Zuri and Marisol exchanged a look. Without speaking a word, they agreed Sayah was probably an asshole. They followed her anyway.
Back to the foyer and up the dramatic stairs that split the mansion into two wings, they walked down endless wood paneled corridors covered in art.
At the end, Sayah pointed to doors on either side of her. “Your daughters have these rooms,” she said before opening the door at the very end of the hall. “I expect you will be comfortable here.”
Their room was more lavish than any hotel suite Zuri had ever seen, and Elena stayed at places so ridiculous they came with butlers.
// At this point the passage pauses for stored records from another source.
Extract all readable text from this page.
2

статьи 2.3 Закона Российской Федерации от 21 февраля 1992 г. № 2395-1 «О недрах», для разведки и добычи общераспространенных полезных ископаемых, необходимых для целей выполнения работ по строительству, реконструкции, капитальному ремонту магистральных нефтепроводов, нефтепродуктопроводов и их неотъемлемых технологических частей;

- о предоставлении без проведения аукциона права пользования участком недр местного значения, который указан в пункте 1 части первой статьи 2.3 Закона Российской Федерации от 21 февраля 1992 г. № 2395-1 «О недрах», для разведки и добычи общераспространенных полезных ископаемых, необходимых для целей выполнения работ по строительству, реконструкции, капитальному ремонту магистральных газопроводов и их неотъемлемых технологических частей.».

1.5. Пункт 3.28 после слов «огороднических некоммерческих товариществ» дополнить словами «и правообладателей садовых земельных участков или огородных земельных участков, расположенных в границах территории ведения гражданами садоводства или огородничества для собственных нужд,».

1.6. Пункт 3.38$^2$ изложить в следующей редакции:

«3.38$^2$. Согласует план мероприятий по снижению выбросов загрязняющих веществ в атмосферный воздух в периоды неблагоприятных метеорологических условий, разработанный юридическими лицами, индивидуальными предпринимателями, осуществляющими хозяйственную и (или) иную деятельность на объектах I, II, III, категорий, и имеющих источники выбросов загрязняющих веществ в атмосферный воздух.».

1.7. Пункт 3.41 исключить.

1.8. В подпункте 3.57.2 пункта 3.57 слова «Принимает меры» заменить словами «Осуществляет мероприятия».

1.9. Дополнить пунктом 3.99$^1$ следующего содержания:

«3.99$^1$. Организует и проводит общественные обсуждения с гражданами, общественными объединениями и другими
The luxury of the high ceilings with intricate plasterwork was as impressive as the pale blue wallpaper and heavy emperor yellow curtains covering all the visible windows.Two seating areas, a massive fireplace, access to the veranda, and a powder room were nothing compared to the main bedroom on the other side of the suite from a smaller bedroom.
At the center of the primary bedroom, an enormous four-poster bed was dressed in gorgeous silk sheets. It was like gold had been poured over the bed, so smooth and elegant. Next to her, Marisol whispered the same wow echoing in Zuri’s mind.
Sayah continued into the bedroom, pointing out the bathroom before muttering something about uselessness and walking into the closet. “Well, they listened to one thing,” she said when she returned to the bedroom. “I took the liberty of having your things unpacked.”
“All of it?” Zuri’s question was more an expression of disbelief. They hadn’t been downstairs all that long. How had a team descended on the room and all their shit so fast?
“My apologies that there was no time to steam your garments,” Sayah said in what Zuri was sure was sarcasm. “Just pick up the phone in the living room and any pieces requiring attention will be collected.”
And then she floated out of the room without another word. Fucking vampires.
Opening an ornate bedside table the size of a treasure chest, Elena laughed.
“Jesus. What?” Zuri rested a hand against one poster at the foot of the bed.